In November 2004, the voters in North East England rejected a proposal for an Elected Regional Assembly, following which the Government abandoned its plans to proceed with the introduction elected assemblies across England.

==First extension of the Inquiry's remit==

In September 2005, the Government announced its decision to delay the revaluation of domestic properties by 2007, citing the ongoing Lyons Inquiry as a key reason for the delay. At the same time, the Government agreed an extension to his Inquiry with Sir Michael, "to cover questions relating to the functions of local government and its future role, as well as how it is funded."

The Inquiry published an interim report in December 2005, which detailed the work conducted on local government funding and invited views on the future form and function of local government. The report included detailed analyses of possible council tax reforms; conclusions on other potential local government revenue streams were not included in the document.

Following the extension to his remit, Sir Michael launched a year-long, multi-stranded consultation exercise with a wide range of groups, as well as commissioning new research.

In April 2006 the Government introduced the Dedicated Schools Grant, a ring-fenced grant to local authorities which could only be spent on schools. This marked a significant change in the structure of local government funding, as education was by far the largest service for which local authorities in England were responsible.

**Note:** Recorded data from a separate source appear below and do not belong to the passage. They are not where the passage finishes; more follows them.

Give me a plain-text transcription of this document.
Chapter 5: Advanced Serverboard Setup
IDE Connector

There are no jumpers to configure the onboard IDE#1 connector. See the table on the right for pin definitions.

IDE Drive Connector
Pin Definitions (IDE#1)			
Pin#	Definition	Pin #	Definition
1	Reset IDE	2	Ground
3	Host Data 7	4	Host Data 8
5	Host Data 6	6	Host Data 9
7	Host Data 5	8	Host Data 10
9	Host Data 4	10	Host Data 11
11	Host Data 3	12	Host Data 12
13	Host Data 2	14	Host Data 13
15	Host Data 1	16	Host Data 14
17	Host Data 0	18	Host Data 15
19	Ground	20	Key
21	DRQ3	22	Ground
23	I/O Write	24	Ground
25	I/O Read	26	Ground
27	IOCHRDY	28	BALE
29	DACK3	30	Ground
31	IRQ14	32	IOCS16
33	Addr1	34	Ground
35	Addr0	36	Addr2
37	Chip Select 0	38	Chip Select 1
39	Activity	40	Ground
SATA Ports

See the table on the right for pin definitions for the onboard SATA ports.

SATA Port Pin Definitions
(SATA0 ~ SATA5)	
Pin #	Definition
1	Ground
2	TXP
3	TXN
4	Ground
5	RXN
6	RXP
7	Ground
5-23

Sir Michael Lyons published his second report in May 2006. In this report, he concentrated on the form and function of local government in England. Key points included:
- an analysis of future pressures on local government
- the need to clarify the role between central and local government
- the concept of 'place shaping', and the role of local government in promoting economic, social and environmental well-being of communities

In October 2006 the Government published a White Paper on the future of Local Government. While the White Paper took on board some of the Inquiry's recommendations - for instance the concept of place-shaping - it was criticised in some quarters for being published before the Inquiry had finished its work on local government funding arrangements.

==Second extension of the Inquiry's remit==

Following the extension of his remit, Sir Michael had planned to publish his final report before the end of 2006. In December the Government announced that it had asked Sir Michael to further extend his Inquiry to take into account a set of other reports commissioned by the Chancellor.

==Final report==

The Inquiry's Final Report, Place-shaping: a shared ambition for the future of local government was published on 21 March 2007, on the same day as the Chancellor's annual budget statement. In an accompanying Press Notice Sir Michael announced that his short term recommendations included:

- greater flexibility for local authorities to place-shape with less control from the centre - by reducing specific and ring fenced grants, a new power to levy a supplementary business rate in consultation with business, and a new power to charge for domestic waste to help manage pressures on council tax, and an end to capping of council tax;
- changes to improve fairness of council tax, recognising that council tax benefit is a rebate, automating the system to ensure 1.8billion pounds in unclaimed benefit helps the poorest households, and raising the savings limit for pensioners to 50,000 pounds;
- improving transparency in the funding system by being clear about the contribution made by national taxation, and ensuring a more independent voice to inform Parliament and the public; and
- improving incentives for local authorities to promote economic prosperity and growth, initially through reform of the Local Authority Business Growth Incentives Scheme.

In the medium term, he advised that the Government should:

- revalue council tax to update the tax base and improve fairness;
- at the same time, reform council tax by adding new bands to reduce bills for those in the lowest value properties, paid for by increased bills for those in higher value properties paying more - there should be no increase in average council tax bills as a result of this;
- consider assigning a fixed proportion of income tax to local government;
- find ways to improve the incentives within the grant system; and
- consider introducing the power to levy a tourist tax if local government makes a strong case based on local public support - this would be appropriate only in some areas.

In the longer term, Sir Michael said that future governments could consider more radical reform options such as local income tax or re-localisation of the business rate, but these reforms may require greater public support and understanding than currently exists.